Aneuploidy and percentage of S-phase cells determined by flow cytometry correlate with cell phenotype in childhood acute leukemia.

Cellular DNA content distributions of propidium-iodide-stained bone marrow blasts were determined by flow cytometry (FCM) for 225 untreated children with acute leukemia and were correlated with leukemia cell phenotype and karyotype. Aneuploidy of the primary malignant stem line was detected in 54 cases (24%): 51 hyperdiploid and 3 hypodiploid. A second stem line with approximately twice the DNA content of the primary stem line was recognized by FCM in 28 cases (23 ALL, 5 ANLL) and may be an important source of leukemia cell heterogeneity. The degree of DNA content abnormality detected by FCM was highly correlated (r = 0.98) with the number of whole chromosome gains or losses in the leukemia karyotype. Aneuploidy detectable by FCM was more frequent in acute lymphoblastic leukemia (ALL) (52 of 173, 30.1%) than in acute nonlymphoblastic leukemia (2 of 52, 3.8%) (p less than 0.001). In the ALL group, aneuploidy was significantly correlated with the cell surface expression of common ALL antigen: 46 of 127 antigen-positive cases were aneuploid compared to 6 of 46 antigen-negative cases (p less than 0.003). Only 2 of 21 cases of T-cell ALL without common ALL antigen had detectable aneuploidy, which was significantly less than in the common ALL group (p = 0.02).
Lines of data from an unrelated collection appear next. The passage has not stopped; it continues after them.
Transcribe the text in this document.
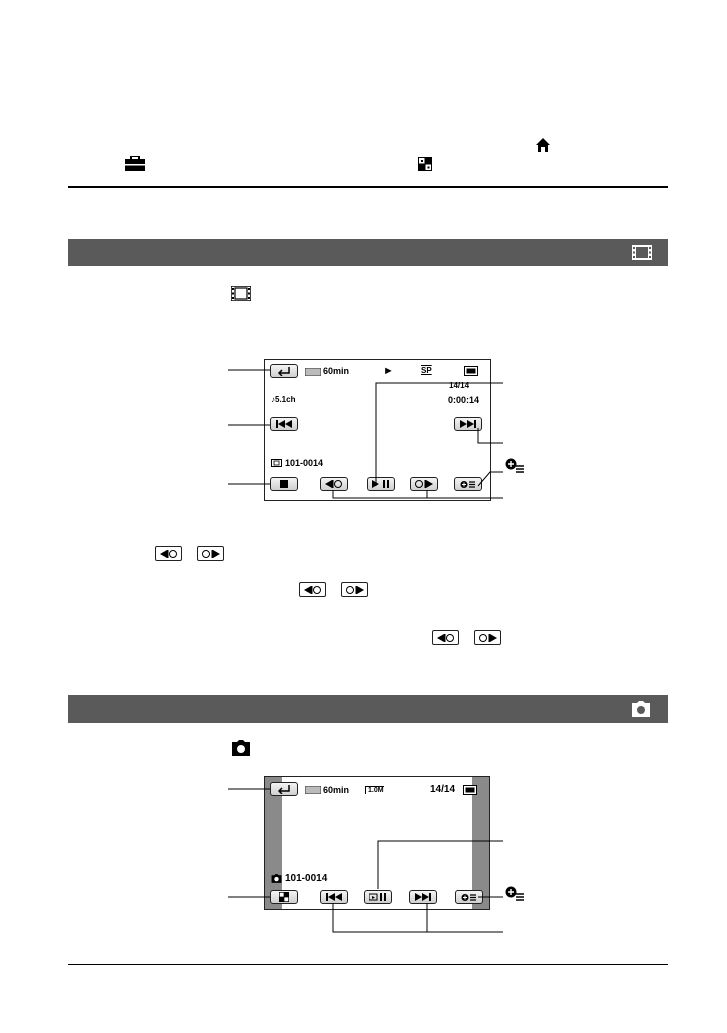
60min	►	SP
14/14
0:00:14
♪5.1ch
101-0014
60min	1.0M	14/14
101-0014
The median percentage of cells in S-phase was significantly greater for B-cell and erythrocyte rosette-positive T-cell ALL, than for the other phenotypic subgroups. We conclude that aneuploidy and S-phase cell percentage are correlated with the state of leukemia cell differentiation. The biologic basis for the correlation is not established, but may be linked to the process of malignant transformation.